Según el informe "Democracias bajo presión: reimaginar los futuros de la democracia y el desarrollo en América Latina y el Caribe", presentado por el Programa de las Naciones Unidas para el Desarrollo (PNUD), la región enfrenta un contexto de creciente incertidumbre. La alta polarización política, las transformaciones tecnológicas aceleradas, la expansión de las economías ilícitas y del crimen organizado, y el impacto de crisis climáticas cada vez más intensas están redefiniendo el entorno en el que funcionan las instituciones.
La caída en la confianza en las autoridades electorales es un indicador preocupante. Mientras en 2016 el 47% de la población creía en estos organismos, en 2024 la cifra bajó al 34%. En paralelo, aumentó el porcentaje de personas que considera fraudulentas las elecciones en sus países, pasando de 48,5% a 60,6%, según datos de Latinobarómetro.
El PNUD identifica varias presiones emergentes que redefinen la relación entre ciudadanía e instituciones. La polarización política, la revolución tecnológica y la inteligencia artificial, el avance del crimen organizado, la migración y la crisis climática son algunos de los factores que ponen a prueba la capacidad de los Estados para administrar recursos y responder a crisis cada vez más frecuentes.
Si bien el informe no trata de manera particular a los países, destaca que las democracias caribeñas mantienen estabilidad electoral, continuidad institucional y reconocimiento internacional como bastiones de la democracia representativa.

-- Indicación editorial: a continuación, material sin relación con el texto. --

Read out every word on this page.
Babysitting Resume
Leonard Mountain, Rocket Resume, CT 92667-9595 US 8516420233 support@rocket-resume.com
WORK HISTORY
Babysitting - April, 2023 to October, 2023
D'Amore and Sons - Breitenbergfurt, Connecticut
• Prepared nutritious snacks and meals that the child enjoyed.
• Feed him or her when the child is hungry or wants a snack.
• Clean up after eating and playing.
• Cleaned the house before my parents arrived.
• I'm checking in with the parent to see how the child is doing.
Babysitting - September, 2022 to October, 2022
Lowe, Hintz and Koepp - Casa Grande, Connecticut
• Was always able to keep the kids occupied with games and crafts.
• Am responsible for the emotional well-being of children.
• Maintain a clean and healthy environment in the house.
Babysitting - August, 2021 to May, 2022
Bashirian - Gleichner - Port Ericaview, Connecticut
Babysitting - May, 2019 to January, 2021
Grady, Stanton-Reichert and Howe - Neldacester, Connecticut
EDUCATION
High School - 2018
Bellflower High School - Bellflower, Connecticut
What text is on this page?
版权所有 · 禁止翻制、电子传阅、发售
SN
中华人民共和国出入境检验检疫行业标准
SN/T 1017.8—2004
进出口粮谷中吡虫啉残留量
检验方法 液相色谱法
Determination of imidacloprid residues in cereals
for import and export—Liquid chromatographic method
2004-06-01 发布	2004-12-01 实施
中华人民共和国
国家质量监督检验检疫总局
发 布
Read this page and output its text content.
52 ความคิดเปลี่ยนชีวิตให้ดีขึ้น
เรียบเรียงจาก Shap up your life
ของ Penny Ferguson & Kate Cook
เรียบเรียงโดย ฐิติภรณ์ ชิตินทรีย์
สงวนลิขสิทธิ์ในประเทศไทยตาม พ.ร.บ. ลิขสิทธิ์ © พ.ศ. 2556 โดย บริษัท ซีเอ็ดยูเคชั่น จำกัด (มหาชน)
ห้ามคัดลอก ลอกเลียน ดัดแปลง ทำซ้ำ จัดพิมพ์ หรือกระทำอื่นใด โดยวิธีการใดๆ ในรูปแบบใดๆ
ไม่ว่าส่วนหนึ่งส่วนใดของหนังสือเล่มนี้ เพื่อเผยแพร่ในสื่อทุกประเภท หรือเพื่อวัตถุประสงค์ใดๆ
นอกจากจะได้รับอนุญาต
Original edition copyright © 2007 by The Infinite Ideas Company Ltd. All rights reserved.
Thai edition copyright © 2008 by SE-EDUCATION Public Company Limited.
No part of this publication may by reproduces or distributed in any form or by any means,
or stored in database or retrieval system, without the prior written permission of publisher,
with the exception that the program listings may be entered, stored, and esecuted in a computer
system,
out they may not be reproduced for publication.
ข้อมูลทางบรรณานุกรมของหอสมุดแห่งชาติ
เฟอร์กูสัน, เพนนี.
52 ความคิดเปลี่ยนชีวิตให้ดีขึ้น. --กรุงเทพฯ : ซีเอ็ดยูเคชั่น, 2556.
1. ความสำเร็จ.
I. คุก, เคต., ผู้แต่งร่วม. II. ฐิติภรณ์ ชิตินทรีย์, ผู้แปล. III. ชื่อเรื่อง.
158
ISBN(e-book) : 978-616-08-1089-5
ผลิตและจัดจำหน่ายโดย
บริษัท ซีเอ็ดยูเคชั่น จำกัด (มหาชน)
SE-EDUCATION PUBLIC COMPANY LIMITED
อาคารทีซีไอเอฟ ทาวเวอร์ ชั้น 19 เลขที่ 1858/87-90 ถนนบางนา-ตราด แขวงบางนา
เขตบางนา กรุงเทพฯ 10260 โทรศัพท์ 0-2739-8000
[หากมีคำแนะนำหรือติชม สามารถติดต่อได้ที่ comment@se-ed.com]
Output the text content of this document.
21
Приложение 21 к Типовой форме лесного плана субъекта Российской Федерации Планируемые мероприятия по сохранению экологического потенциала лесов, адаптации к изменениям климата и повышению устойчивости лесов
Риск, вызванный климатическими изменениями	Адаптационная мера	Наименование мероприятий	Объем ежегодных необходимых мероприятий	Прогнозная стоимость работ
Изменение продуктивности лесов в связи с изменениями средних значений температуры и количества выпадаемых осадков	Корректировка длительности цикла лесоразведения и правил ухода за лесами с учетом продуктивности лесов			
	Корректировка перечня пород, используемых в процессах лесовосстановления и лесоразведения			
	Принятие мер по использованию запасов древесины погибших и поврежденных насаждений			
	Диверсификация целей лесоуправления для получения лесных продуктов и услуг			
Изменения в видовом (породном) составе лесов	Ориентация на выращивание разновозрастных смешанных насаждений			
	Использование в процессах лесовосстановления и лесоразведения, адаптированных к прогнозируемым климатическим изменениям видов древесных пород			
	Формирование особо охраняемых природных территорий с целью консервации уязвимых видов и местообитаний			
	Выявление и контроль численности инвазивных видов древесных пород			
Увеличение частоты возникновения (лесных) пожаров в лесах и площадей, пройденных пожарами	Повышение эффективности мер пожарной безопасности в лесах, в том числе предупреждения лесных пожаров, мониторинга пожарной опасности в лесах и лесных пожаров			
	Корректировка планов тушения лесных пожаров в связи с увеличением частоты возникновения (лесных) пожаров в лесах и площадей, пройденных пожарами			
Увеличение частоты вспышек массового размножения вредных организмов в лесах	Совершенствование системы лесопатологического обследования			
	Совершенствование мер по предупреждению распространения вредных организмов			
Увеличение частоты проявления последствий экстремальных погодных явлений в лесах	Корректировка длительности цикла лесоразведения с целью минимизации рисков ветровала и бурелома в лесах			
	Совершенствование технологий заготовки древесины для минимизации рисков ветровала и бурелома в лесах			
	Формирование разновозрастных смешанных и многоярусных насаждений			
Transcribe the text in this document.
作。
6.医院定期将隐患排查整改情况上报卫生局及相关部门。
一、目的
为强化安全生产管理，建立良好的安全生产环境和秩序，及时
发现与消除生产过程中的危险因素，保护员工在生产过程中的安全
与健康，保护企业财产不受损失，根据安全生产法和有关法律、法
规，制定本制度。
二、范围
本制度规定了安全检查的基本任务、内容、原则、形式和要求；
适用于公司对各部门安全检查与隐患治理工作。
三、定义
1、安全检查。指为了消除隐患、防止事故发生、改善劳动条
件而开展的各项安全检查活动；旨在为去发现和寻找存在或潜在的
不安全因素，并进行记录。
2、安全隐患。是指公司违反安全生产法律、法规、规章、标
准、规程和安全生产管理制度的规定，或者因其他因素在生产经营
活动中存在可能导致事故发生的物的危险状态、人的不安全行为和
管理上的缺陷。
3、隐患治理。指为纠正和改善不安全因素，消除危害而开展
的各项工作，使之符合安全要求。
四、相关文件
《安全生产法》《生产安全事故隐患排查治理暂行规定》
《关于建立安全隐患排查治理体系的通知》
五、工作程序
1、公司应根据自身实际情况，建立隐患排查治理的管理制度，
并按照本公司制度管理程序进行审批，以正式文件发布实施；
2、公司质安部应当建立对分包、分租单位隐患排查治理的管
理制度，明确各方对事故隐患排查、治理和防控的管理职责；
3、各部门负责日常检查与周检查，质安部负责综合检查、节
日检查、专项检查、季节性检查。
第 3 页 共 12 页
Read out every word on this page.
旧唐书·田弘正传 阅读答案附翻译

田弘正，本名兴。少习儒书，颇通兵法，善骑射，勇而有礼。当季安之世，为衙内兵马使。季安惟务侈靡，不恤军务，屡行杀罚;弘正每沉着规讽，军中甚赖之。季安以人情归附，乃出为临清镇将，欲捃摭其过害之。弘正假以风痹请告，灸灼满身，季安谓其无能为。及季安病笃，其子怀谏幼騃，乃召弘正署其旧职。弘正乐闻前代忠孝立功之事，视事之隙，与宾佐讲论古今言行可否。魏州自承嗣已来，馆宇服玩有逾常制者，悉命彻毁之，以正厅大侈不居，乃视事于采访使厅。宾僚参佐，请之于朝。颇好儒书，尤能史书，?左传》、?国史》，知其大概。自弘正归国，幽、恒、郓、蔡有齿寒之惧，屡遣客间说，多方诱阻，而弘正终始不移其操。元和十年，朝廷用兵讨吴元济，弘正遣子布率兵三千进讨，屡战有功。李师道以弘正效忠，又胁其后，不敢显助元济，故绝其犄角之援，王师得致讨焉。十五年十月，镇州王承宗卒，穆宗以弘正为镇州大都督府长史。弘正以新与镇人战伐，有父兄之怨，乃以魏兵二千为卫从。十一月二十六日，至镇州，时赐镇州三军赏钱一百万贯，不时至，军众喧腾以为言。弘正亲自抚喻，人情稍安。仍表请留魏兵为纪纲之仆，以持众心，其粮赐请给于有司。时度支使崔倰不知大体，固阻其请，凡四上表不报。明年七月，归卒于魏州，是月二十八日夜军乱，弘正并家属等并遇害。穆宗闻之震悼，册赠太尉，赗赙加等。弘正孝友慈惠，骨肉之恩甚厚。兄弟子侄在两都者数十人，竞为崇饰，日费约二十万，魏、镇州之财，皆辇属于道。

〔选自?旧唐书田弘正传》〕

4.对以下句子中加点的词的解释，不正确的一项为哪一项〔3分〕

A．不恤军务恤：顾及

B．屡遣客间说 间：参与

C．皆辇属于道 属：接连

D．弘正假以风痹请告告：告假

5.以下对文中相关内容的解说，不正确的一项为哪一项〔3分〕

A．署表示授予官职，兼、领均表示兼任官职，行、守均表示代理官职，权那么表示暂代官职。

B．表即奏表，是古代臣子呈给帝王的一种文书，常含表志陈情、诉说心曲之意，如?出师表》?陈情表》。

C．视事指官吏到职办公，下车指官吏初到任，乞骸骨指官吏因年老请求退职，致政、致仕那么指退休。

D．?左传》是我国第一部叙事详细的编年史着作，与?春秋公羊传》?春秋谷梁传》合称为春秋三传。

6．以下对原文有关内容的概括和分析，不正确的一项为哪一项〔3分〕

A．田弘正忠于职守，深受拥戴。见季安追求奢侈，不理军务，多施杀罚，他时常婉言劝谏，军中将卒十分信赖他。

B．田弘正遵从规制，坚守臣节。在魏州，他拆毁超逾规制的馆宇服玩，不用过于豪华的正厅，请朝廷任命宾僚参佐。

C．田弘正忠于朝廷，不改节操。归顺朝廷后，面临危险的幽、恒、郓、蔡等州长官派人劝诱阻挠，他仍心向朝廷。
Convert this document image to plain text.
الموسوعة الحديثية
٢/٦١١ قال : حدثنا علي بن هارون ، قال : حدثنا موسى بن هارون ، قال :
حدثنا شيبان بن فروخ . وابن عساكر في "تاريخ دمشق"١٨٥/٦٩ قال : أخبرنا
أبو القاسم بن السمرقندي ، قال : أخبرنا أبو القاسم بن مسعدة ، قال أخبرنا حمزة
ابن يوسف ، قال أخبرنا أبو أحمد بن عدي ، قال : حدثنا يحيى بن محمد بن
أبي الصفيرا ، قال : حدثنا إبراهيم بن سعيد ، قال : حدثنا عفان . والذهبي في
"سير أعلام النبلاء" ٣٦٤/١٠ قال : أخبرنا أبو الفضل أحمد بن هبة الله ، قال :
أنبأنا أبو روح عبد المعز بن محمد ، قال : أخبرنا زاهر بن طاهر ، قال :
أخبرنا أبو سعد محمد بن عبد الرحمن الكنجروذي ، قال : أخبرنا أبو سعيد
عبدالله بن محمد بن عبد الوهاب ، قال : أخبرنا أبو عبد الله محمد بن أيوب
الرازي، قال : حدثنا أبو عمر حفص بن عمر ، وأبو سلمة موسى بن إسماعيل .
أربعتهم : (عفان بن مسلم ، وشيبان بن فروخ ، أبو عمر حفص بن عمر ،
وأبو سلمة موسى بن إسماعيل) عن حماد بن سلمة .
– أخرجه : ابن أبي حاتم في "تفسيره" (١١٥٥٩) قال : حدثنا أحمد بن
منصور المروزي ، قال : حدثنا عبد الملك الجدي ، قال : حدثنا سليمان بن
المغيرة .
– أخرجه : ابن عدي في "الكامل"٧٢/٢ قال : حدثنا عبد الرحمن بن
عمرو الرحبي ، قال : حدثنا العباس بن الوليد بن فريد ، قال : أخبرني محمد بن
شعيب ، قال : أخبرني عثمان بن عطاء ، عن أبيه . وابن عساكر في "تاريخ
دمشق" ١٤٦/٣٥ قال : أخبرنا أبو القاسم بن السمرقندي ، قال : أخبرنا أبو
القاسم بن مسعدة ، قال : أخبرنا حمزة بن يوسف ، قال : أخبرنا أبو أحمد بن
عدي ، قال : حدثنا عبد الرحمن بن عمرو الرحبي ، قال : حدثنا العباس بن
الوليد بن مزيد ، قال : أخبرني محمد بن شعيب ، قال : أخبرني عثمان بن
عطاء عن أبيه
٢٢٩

Sin embargo, la región enfrenta desafíos estructurales persistentes, como la dependencia del turismo, el alto nivel de endeudamiento y la exposición recurrente a desastres naturales.
El PNUD llama a "salvaguardar y renovar" las democracias de la región, recomendando fortalecer la autonomía de los organismos electorales, reconstruir la representación política, limitar la influencia del poder económico sobre la política y proteger el ecosistema informativo frente a la desinformación. El principal desafío de América Latina y el Caribe no es solo preservar la democracia, sino renovarla para que pueda responder de manera efectiva a las demandas ciudadanas y producir resultados concretos en desarrollo humano.
En este sentido, es fundamental que los líderes políticos y los actores sociales trabajen juntos para fortalecer las instituciones democráticas y promover la participación ciudadana. La renovación de la democracia en América Latina y el Caribe requiere un enfoque integral que aborde los desafíos estructurales y las presiones emergentes que enfrenta la región.